Comment 16 for bug 907675

> Depends, see RFC 6979.

That's a fair point. OpenSSL 1.1 implements a variant of this which essentially hashes together some random data with the private key and the message, so it's non-deterministic but should still avoid the classic attack on (EC)DSA when the RNG is weak. And, of course, PuTTY implemented something similar for its DSA implementation way back in 2001, and carried that over to ECDSA as well, so PuTTY users should be safe.

Unfortunately, OpenSSL 1.0 *doesn't* implement this strengthening of how the k parameter in (EC)DSA is generated, and OpenSSL 1.1 was a major API change that OpenSSH hasn't yet adapted to (although there has been some gradual progress on that front, and some people have applied a patch against upstream's advice; if you follow debian-devel then you've probably seen me debating what to do about that). So that still leaves a lot of clients vulnerable to this attack in practice, if their random number generator happens to be weak.

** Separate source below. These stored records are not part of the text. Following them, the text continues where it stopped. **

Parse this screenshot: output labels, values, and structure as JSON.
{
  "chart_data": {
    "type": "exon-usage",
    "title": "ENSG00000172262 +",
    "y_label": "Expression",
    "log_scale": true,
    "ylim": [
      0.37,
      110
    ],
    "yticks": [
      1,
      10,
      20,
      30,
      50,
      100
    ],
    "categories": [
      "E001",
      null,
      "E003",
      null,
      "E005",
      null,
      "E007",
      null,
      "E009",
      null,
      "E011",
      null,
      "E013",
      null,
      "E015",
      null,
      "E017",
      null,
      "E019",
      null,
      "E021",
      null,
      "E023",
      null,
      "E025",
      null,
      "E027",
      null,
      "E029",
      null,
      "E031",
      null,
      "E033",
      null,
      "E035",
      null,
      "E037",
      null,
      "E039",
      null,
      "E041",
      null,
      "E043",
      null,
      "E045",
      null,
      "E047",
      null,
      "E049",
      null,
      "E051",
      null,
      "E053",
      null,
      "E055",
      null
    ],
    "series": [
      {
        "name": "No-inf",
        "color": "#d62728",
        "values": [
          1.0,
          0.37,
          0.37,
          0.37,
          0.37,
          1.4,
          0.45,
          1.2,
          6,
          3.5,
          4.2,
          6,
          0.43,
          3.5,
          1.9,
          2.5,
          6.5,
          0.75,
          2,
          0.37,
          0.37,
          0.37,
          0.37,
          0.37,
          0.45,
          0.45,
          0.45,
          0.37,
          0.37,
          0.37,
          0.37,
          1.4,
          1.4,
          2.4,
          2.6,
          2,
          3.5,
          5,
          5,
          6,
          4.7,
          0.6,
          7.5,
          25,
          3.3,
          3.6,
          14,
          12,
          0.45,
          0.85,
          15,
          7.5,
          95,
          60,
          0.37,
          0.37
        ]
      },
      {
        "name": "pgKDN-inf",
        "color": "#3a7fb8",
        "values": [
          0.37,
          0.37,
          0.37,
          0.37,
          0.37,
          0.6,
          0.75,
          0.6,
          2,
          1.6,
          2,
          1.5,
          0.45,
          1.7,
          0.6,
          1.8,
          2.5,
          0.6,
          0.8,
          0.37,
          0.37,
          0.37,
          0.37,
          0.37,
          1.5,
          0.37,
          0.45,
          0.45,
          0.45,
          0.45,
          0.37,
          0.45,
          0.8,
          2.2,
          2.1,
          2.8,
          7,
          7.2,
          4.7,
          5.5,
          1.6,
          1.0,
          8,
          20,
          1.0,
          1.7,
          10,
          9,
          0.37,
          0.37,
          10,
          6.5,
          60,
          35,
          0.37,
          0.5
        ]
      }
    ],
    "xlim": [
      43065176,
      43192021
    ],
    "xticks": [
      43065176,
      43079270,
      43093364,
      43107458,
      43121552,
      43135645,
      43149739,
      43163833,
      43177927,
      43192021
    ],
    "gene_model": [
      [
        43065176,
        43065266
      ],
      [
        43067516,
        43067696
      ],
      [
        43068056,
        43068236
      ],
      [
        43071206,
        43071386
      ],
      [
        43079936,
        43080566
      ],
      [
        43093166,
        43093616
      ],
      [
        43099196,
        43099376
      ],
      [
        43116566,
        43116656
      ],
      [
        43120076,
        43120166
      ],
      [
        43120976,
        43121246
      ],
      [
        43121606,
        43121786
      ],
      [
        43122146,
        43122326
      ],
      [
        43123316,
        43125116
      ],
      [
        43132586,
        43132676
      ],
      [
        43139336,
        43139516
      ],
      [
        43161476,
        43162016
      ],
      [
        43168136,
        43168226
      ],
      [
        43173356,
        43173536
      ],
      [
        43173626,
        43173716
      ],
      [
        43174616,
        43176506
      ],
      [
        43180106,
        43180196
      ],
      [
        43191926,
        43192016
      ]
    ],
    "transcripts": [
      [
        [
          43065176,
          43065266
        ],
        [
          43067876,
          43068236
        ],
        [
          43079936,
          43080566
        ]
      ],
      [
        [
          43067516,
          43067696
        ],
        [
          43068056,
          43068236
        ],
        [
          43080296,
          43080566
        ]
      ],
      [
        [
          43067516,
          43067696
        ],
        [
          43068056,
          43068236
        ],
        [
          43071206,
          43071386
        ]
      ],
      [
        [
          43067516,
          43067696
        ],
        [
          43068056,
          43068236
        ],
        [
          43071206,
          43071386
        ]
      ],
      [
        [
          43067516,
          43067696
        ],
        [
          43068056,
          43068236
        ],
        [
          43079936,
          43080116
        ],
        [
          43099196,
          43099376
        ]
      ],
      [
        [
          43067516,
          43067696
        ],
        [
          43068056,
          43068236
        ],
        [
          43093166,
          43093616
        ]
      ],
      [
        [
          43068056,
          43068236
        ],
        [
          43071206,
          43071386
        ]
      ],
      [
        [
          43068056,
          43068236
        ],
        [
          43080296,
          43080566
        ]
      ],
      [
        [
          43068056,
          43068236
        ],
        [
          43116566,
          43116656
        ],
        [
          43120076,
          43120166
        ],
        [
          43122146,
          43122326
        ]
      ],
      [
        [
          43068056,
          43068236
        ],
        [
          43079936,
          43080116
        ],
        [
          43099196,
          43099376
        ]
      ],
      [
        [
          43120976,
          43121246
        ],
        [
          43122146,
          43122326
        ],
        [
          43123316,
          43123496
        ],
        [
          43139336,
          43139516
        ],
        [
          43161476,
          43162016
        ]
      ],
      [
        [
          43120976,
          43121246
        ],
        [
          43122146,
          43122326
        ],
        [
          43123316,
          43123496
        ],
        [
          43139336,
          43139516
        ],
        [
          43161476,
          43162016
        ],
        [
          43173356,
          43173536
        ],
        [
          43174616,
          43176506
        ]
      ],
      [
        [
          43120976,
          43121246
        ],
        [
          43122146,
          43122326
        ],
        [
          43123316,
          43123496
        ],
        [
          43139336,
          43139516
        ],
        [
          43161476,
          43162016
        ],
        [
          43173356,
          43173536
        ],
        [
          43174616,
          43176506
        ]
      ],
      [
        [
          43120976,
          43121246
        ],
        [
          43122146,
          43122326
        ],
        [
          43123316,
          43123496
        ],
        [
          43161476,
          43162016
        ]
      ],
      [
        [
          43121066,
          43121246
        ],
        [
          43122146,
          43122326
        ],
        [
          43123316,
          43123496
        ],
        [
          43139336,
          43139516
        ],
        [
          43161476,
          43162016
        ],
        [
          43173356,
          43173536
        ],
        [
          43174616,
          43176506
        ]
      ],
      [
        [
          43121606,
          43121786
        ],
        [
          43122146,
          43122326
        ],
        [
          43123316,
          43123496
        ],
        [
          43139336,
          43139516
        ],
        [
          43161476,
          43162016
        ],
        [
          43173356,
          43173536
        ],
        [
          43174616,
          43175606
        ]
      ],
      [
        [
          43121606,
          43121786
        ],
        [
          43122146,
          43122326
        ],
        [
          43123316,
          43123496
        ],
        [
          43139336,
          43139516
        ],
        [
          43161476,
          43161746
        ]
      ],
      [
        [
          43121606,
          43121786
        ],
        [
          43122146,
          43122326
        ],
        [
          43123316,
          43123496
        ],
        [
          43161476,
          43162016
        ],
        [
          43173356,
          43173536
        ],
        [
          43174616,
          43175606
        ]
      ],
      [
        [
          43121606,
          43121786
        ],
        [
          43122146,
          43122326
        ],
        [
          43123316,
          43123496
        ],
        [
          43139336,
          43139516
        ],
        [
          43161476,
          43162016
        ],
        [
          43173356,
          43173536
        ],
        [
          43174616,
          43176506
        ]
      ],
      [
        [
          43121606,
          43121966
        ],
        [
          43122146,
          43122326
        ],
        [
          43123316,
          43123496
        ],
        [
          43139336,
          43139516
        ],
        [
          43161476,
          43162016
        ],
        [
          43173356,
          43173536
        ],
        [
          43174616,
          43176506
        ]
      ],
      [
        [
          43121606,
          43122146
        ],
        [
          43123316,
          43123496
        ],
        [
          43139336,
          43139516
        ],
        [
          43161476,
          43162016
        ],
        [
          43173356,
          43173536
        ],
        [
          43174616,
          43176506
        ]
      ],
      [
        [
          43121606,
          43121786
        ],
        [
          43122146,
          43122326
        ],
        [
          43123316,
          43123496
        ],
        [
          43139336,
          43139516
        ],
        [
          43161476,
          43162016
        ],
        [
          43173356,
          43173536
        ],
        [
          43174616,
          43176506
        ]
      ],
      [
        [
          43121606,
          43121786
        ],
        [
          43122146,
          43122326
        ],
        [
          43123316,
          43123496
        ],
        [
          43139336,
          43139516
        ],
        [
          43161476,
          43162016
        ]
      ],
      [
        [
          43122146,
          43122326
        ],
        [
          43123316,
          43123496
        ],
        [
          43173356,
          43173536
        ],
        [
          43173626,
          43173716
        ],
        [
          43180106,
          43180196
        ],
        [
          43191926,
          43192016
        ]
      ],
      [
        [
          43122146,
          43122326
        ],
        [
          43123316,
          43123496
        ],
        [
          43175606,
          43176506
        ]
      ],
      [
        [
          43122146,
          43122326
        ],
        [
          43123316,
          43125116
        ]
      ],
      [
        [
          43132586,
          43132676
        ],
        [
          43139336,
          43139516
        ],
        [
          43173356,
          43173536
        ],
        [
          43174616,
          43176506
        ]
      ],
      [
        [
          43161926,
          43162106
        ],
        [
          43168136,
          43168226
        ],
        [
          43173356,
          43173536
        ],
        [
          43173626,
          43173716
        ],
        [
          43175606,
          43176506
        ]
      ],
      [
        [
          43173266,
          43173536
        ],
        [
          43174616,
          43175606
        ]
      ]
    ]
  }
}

> Is this related to using Ed25519 OpenPGP keys? Or is it a separate issue?

That's separate; comment #6 has the details. The problem with Ed25519 OpenPGP keys is that they require GnuPG 2, and getting that to work in non-interactive contexts is a real pain due to the way it likes to spawn opportunistic daemon processes. I did try to get Launchpad's test suite to work with it when we were upgrading to run on Ubuntu 16.04 a while back, but I ended up giving up and forcing GnuPG 1 for now. If you need this, then it'd be a good idea to file a separate bug so that we remember that we need to work on it.